The plot is a slim one (which needn't be a criticism, and I don't mean it to be one here) and a familiar one: Guy dreams of getting out of small town, guy remains stuck in small town, guy learns to love life in small town. (George Bailey, anyone?) In this case, it's Eric, the smart, popular high school football star. Oh, and I forgot to mention that he's an alcoholic who regularly gets into barroom fights and winds up in jail, unable to remember how or why he ended up there when his friend Deke bails him out the next morning. He's not presented as an alcoholic—the "a" word never once appears—but every problem in his life can be traced to drinking too much beer and losing control. It got really upsetting by the end of the novel; his drinking problem was never addressed, and yet it was featured prominently throughout the plot. Moreover, his penchant for starting brawls just didn't ring true in light of the rest of his characterization.
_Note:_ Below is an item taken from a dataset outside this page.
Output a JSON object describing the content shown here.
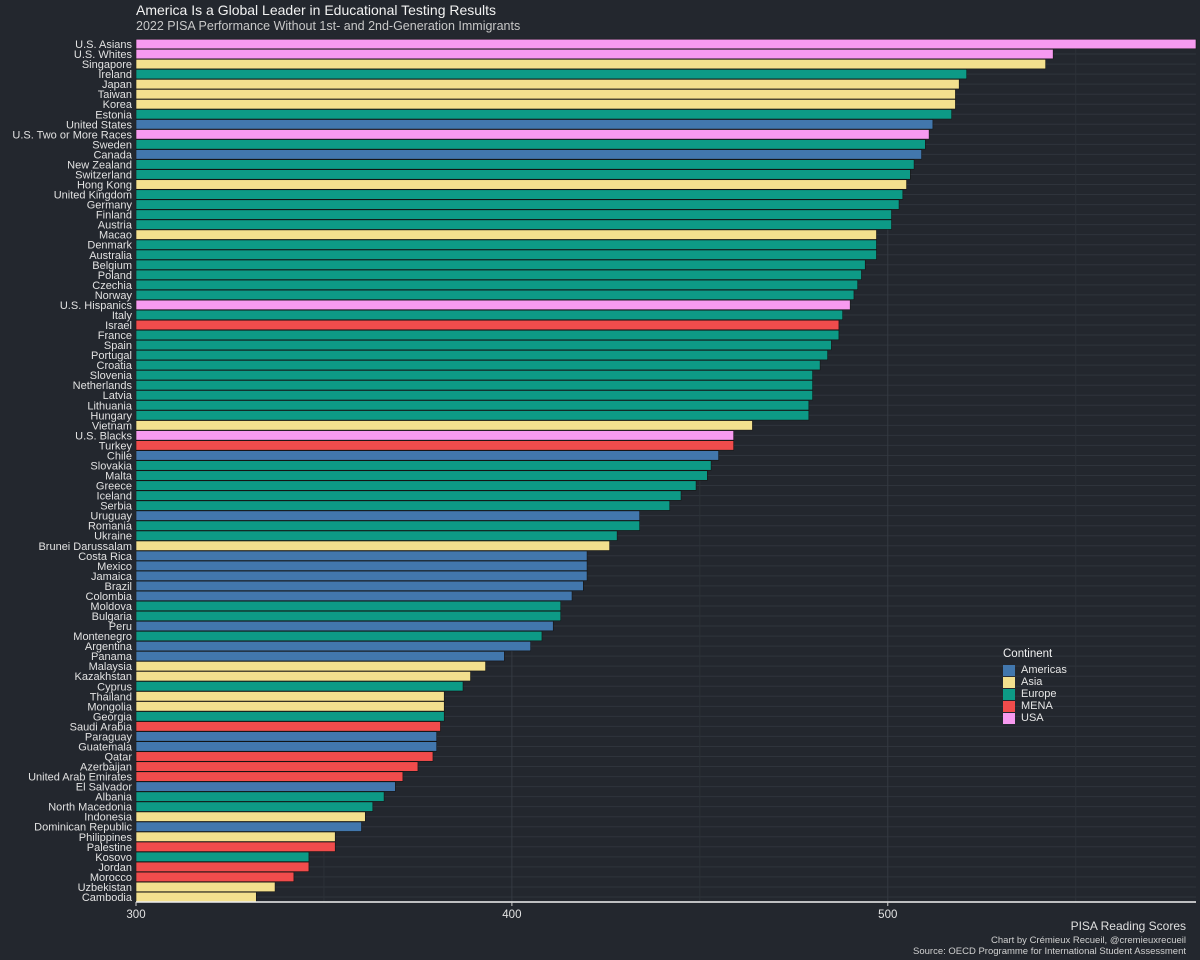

Eric is the only three-dimensional character in the entire book. The other characters, even the major ones, are pulled right from central casting: the crusty old grandpa, the tough high school football coach, the officious town cop, the new girl in town who is "somehow different" from all the other girls, the mild-mannered funeral director, the gossipy diner owner, the dopey guys drinkin' and arguin' down at the Legion Hall, the bawdy hairdresser, etc. We've met all of them a million times over, and not one of them is fleshed out in any way here.
I found both the exposition and the dialogue to be so over-earnestly "colorful" that it became almost laughable. Here's a description of the time Eric and his pals, then 12 years old, ran into trouble with a typically cantankerous old guy:
They'd crossed paths with the old man in the blue trailer a few times, because if they wanted to play in the woods behind the railroad tracks, they had to cut through his land. Unfortunately, he didn't sanction this arrangement and took it upon himself to let them know it in a most unsettling way. This last time, he passed right by any friendly warnings or gentle reprimands and cut straight into full-blaze, swear-laden threats.
I think Headley's going for the voice of the wise old rube, grinning while regaling us with his childhood tales, probably rocking back and forth with his thumbs hooked behind his overall straps, and it gets old fast. Early on, I joked to myself that I half-expected someone to mention that they were listening to the Charlie Daniels Band in a pickup truck when someone commenced to fightin', when I come across this scene, set during an all-night graduation party:
Deke danced a short jig to the fiddle of the Charlie Daniels Band playing on someone's car stereo at the other end of the field.
Really.
Furthermore, Headley's editor should be ashamed of himself/herself! Headley misuses lie/lay/lain and lay/laid/laid throughout (for instance, "Eric laid down beside her and closed his eyes" and "The air was a dark, wet blanket laying across all of them"). He also left out many a necessary comma ("Boy, Deke, I'm pretty messed up now." "You're not going to puke, are you?"), which is just plain sloppy. Perhaps a decent editor could have also helped with Headley's occasional shifting of point-of-view and with the forced aw-shucks voice.
The story was nice enough, and I didn't mind finishing the book, but Headley is no Russo, that's for dang-shootin'-sure. (Sorry.)